Cabinet made the change at its June 9 meeting, Premier John Horgan told reporters Wednesday at the B.C. legislature. It includes a portion of the Central Walbran Valley as well as the Fairy Creek watershed where protesters continue to defy a court order to protect legal logging activities by Surrey-based Teal Jones Group.

Horgan said logging will not be halted in the region, where the affected Indigenous groups have second-growth harvesting, and he expects minimal effect on employment as a result of Wednesday’s decision.

The province released maps of the new deferral areas, which are added to the 200,000 hectares of old-growth deferral areas that were announced in September 2020. Horgan appealed to people continuing to block roads and interfere with logging to stand down and give the province time to take a new direction on logging with Indigenous title holders.

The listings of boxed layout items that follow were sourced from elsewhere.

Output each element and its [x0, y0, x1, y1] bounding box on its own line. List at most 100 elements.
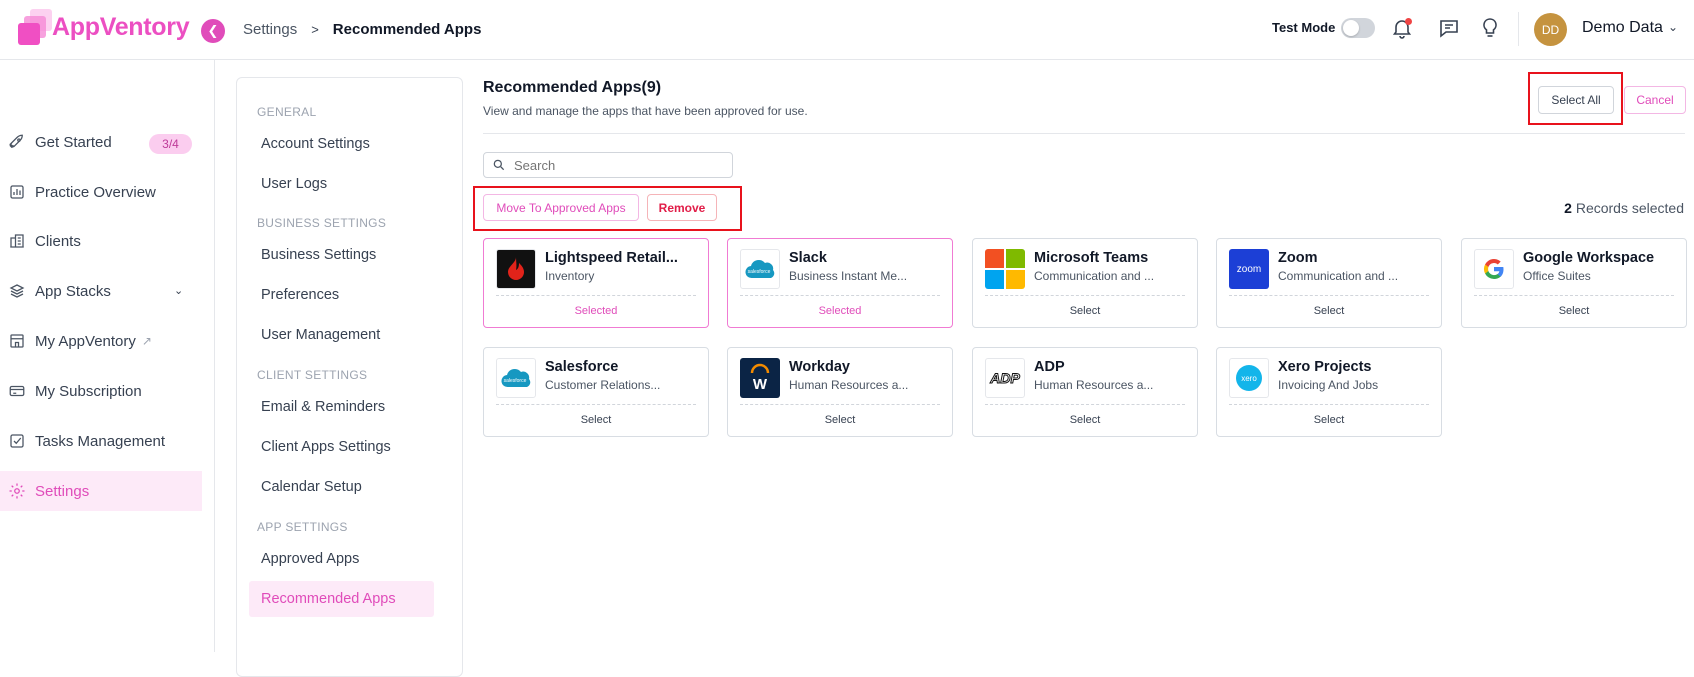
xero-logo-icon: xero [1229, 358, 1269, 398]
settings-item-recommended-apps[interactable]: Recommended Apps [249, 581, 434, 617]
app-name: Salesforce [545, 359, 619, 375]
lightbulb-icon[interactable] [1478, 16, 1502, 40]
sidebar-item-get-started[interactable]: Get Started 3/4 [0, 122, 202, 162]
app-category: Inventory [545, 269, 595, 283]
cancel-button[interactable]: Cancel [1624, 86, 1686, 114]
gear-icon [8, 482, 26, 500]
app-select-toggle[interactable]: Select [728, 414, 952, 426]
app-card-adp[interactable]: ADP ADP Human Resources a... Select [972, 347, 1198, 437]
store-icon [8, 332, 26, 350]
app-category: Invoicing And Jobs [1278, 378, 1379, 392]
zoom-logo-icon: zoom [1229, 249, 1269, 289]
settings-item-approved-apps[interactable]: Approved Apps [249, 541, 434, 577]
records-text: Records selected [1575, 200, 1684, 216]
sidebar-item-label: Tasks Management [35, 432, 166, 450]
app-card-google-workspace[interactable]: Google Workspace Office Suites Select [1461, 238, 1687, 328]
sidebar-item-tasks-management[interactable]: Tasks Management [0, 421, 202, 461]
top-header: AppVentory ❮ Settings > Recommended Apps… [0, 0, 1694, 60]
sidebar-item-practice-overview[interactable]: Practice Overview [0, 172, 202, 212]
chevron-down-icon[interactable]: ⌄ [174, 284, 183, 297]
divider [483, 133, 1685, 134]
svg-text:W: W [753, 376, 768, 393]
highlight-box-select-all [1528, 72, 1623, 125]
salesforce-cloud-logo-icon: salesforce [740, 249, 780, 289]
bell-icon[interactable] [1390, 16, 1414, 40]
app-category: Communication and ... [1278, 269, 1399, 283]
app-card-workday[interactable]: W Workday Human Resources a... Select [727, 347, 953, 437]
app-card-salesforce[interactable]: salesforce Salesforce Customer Relations… [483, 347, 709, 437]
app-select-toggle[interactable]: Select [1462, 305, 1686, 317]
search-box[interactable] [483, 152, 733, 178]
app-name: Google Workspace [1523, 250, 1655, 266]
app-select-toggle[interactable]: Selected [484, 305, 708, 317]
sidebar-item-label: My Subscription [35, 382, 142, 400]
app-name: Xero Projects [1278, 359, 1372, 375]
app-select-toggle[interactable]: Selected [728, 305, 952, 317]
breadcrumb-settings-link[interactable]: Settings [243, 21, 297, 38]
app-select-toggle[interactable]: Select [484, 414, 708, 426]
user-name[interactable]: Demo Data [1582, 19, 1663, 37]
search-input[interactable] [514, 157, 714, 173]
sidebar-item-label: Get Started [35, 133, 112, 151]
app-name: AppVentory [52, 12, 190, 41]
app-category: Human Resources a... [1034, 378, 1154, 392]
progress-badge: 3/4 [149, 134, 192, 154]
sidebar-item-settings[interactable]: Settings [0, 471, 202, 511]
sidebar-item-clients[interactable]: Clients [0, 221, 202, 261]
collapse-sidebar-button[interactable]: ❮ [201, 19, 225, 43]
building-icon [8, 232, 26, 250]
header-divider [1518, 12, 1519, 46]
svg-text:salesforce: salesforce [748, 269, 771, 275]
svg-text:ADP: ADP [989, 370, 1020, 386]
sidebar-item-label: Settings [35, 482, 90, 500]
settings-item-client-apps-settings[interactable]: Client Apps Settings [249, 429, 434, 465]
section-label-client: CLIENT SETTINGS [257, 368, 368, 382]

“These are monumental steps,” Horgan said. “This is not your grandparents’ forest industry. It will be your grandchildren’s forestry if we manage it correctly.”

RELATED: First Nations tell B.C. to pause Island old-growth logging

RELATED: Pacheedaht says outside activists not welcome at Fairy Creek

The southwest Island-based Huu-ay-aht, Ditidaht and Pacheedaht First Nations signed the Hišuk ma c̕awak Declaration on Friday, June 4, to take back power over their traditional territories. On Saturday, they formally told the provincial government to defer old-growth logging in those areas while the First Nations prepare their own plans for stewardship of their traditional territories.

“We have made a commitment to our people to manage the resources on our ḥahahuułi the way our ancestors did – guided by our sacred principles of ʔiisaak (utmost respect), ʔuuʔałuk (taking care of), and Hišuk ma c̕awak (everything is one),” explained Huu-ay-aht Tayii Ḥaw̓ił ƛiišin (Head Hereditary Chief Derek Peters), Ditidaht Chabut Satiixub (Hereditary Chief Paul Tate), and Pacheedaht’s Hereditary Chief Frank Queesto Jones.